■ 肥満が引き起こす弊害とは…

現在、肥りすぎのワンちゃんやネコちゃんが増えていると申しましたが、最近の調査によりますと、動物病院に来院するワンちゃんやネコちゃんの、約3割が肥満傾向にあるということです。

今現在が肥満にはあたらなくても、その、少しの体重オーバーがしだいに肥満へと移行し、やがて多くの病気の原因となる可能性を含んでいます。

肥満になると、気づかないうちに、糖尿病をはじめとする生活習慣病、心臓血管系の疾患(高血圧等)、腫瘍(癌等)骨格系の疾患(関節痛等)、のリスクを背負ってしまうことになります。
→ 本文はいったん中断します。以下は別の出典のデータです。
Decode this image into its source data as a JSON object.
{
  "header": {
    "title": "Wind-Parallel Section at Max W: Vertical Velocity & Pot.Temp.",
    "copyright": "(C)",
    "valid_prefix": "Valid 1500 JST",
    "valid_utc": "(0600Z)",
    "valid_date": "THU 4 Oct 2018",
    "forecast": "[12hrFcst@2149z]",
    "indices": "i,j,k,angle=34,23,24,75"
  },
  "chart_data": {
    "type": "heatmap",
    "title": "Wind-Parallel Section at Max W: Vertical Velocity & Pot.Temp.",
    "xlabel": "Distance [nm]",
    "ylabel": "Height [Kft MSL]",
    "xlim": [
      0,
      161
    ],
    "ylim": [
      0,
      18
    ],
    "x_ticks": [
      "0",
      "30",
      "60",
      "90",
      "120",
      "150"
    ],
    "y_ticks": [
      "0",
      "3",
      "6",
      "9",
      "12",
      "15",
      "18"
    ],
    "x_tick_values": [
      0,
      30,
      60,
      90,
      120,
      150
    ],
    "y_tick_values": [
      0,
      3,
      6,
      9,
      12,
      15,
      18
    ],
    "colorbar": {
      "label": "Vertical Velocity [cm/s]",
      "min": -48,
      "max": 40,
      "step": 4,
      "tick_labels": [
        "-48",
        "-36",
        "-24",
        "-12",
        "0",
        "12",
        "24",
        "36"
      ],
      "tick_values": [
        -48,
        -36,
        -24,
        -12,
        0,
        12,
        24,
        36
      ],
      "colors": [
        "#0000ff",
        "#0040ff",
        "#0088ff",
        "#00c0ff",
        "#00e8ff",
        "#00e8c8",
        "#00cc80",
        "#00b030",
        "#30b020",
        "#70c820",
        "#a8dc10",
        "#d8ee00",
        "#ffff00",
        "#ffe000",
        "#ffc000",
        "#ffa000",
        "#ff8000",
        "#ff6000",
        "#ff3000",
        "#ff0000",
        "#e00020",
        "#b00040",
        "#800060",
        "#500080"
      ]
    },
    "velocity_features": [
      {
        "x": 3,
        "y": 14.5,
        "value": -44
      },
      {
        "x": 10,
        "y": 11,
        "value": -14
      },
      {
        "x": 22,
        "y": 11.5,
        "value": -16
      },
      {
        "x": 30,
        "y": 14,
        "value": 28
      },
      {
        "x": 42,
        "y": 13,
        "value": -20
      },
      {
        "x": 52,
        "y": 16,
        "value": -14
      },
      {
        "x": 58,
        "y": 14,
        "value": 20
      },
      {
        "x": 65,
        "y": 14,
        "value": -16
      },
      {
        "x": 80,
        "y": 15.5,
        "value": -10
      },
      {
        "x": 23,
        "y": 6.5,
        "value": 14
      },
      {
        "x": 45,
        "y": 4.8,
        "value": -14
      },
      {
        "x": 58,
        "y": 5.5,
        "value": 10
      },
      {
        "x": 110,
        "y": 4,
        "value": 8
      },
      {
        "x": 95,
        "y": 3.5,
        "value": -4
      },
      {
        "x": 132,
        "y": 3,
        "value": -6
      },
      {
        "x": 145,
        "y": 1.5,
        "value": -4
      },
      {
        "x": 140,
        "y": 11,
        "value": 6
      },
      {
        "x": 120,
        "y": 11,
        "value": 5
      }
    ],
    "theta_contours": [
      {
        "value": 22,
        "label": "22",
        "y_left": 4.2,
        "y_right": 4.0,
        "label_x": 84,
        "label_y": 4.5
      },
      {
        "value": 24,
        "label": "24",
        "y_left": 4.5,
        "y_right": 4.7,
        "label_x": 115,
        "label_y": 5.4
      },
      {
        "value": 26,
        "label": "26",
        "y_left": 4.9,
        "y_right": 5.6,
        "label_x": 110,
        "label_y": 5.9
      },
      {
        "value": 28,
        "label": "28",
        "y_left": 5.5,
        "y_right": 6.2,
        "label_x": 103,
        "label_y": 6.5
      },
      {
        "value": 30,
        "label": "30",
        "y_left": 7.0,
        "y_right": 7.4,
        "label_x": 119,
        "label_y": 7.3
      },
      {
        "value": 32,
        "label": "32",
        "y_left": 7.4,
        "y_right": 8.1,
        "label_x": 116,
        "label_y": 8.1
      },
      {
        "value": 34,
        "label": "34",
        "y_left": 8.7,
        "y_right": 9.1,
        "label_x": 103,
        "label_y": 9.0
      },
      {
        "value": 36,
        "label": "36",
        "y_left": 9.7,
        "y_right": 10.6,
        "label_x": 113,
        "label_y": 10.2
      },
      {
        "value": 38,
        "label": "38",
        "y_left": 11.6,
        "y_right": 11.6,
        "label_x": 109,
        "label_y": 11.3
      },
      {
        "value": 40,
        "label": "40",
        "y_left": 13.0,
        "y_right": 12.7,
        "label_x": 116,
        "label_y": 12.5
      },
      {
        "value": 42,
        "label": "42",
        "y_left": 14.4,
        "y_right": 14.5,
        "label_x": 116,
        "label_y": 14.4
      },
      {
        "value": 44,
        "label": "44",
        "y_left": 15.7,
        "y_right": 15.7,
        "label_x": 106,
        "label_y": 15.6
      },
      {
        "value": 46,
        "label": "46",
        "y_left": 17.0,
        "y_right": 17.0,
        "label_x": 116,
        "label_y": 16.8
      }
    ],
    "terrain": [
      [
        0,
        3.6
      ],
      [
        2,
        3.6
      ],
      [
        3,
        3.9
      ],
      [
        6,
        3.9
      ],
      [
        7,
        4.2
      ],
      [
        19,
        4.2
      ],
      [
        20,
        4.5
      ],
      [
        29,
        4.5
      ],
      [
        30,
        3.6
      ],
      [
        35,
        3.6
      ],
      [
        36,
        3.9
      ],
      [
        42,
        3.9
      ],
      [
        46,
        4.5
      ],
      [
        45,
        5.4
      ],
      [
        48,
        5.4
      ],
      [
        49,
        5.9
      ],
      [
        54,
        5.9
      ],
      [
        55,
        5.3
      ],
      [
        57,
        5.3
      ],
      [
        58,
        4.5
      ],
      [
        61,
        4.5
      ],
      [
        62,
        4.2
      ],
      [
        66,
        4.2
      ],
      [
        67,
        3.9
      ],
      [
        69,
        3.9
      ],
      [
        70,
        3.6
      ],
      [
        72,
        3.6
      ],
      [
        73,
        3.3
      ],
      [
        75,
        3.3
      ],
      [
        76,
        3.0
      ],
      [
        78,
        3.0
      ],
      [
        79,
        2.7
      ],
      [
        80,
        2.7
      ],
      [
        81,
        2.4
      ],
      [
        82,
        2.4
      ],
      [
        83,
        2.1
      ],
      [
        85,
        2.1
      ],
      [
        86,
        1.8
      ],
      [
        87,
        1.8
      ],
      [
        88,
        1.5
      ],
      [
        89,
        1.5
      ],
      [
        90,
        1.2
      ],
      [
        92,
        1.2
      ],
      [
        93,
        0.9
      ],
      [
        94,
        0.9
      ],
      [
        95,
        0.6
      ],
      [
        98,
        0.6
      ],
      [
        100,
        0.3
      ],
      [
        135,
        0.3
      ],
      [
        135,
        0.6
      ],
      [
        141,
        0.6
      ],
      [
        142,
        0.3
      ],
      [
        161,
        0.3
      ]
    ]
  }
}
肥満した動物の心臓というのは、その大きくなった体に十分な血液を供給するためには、余分な負担を強いられることになるわけです。毎日休みなく働き続けている心臓が無理をすればするだけ心臓の老化は加速し、心臓病になりやすくなります。

さらに、肥満した動物は、体を動かすたびにその体重を支え続けなければならないため、足腰の老化は非常に早く、肘や膝の変形性関節症に罹ってしまうことが多くなります。これはかなり痛みをともなうので、ペットたちにとってはつらい病気になります。

また、肥満の動物は糖尿病になる確率が高いといわれています。これは脂肪代謝に関わっている膵臓に、肥満によって負担がかかりすぎるためであろうと考えられていますが、動物の糖尿病も人間同様、生死にかかわることが多く注意が必要です。

その他にも皮膚病になりやすい、椎間板ヘルニアを起こしやすい、呼吸器の疾患に罹りやすい、頑固な便秘になりやすい、脂肪肝や肝硬変になりやすいといった弊害を引き起こします。

愛するペットとの別れは悲しいものです。その日はやがてやってくるのですが、飼い主のエゴで命を縮めるようなことはしたくありませんよね。

できるだけ長生きしてもらいたいと思うのならば、節度ある飼い方を心がけるようにしましょう。